Remember The Uninitiated.



In Sunday services, it can be easy to assume everyone is on board with the Bible, with God, with the music, with their faith — but even the most smiley, firm-handshaking, eloquently-praying, every-Sunday churchgoer could be drowning in a sea of doubt and questions. All the assumptions are only making it worse.

We often design our sermons and services with the faithful believer in mind. “Have you shared Jesus with anyone this week? Have you kept accountability? Have you confessed your sin and asked for forgiveness? Are you serving genuinely with your whole heart?”

These are important things: but the uninitiated won’t really care about them. I’m talking about that guy in the back row with arms crossed and foot tapping. That single mother with four kids who doesn’t think God sees her. The high schooler who’s ready to cut until it’s over. They’re unconcerned with Christian technique and instead: waiting to hear about a Savior.

While some of us are “convicted” by these terms, others will have no context for them and will only feel more distance. Some are just barely hanging on to believe God is real at all, and others still are resistant to anything remotely religious. And we forget about them.

I think knowing the vocabulary is even a disadvantage: because we get jaded to the same verbiage every Sunday. We can get self-righteous with all the insider buzz words because we check that list like a pro — but we can hardly admit we feel further from God every week.

I hope our churches are designed for both the strong and the weak, for the faithful and the curious, for the prodigal and the wanderer, for the robust and the rebel. I hope we use a language that invites everyone without compromising doctrine. I hope we define our terms like sin and wrath and Spirit every single Sunday, because even the veterans need a light on their basement of faith.

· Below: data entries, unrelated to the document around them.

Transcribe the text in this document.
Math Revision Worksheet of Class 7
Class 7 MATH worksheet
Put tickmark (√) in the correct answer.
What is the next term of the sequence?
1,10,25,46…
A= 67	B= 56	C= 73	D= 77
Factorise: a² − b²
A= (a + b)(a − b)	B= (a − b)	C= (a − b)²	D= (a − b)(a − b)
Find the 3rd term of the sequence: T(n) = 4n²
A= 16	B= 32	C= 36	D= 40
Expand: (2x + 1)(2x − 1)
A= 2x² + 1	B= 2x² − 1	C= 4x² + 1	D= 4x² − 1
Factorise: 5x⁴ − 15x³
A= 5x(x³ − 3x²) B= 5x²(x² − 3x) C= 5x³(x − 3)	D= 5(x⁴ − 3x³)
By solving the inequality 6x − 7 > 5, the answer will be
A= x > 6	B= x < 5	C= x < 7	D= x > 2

We could meet each other at ground level with the grace that Jesus offers. This is a harder way, with no lazy shortcuts and shorthand, but with gritty raw honesty: the same that Jesus had. To desperately strive for the ideal every week will only remind us how much we’ve failed, but to remind each other of Christ tells us there’s a hope beyond our striving.

It’s only Jesus who meets us exactly where we are. He assumes you don’t have it all together: and he offers grace for that very reason. The church is called to do likewise, as a safe haven for saints and a hospital for sinners. I pray we make room for both.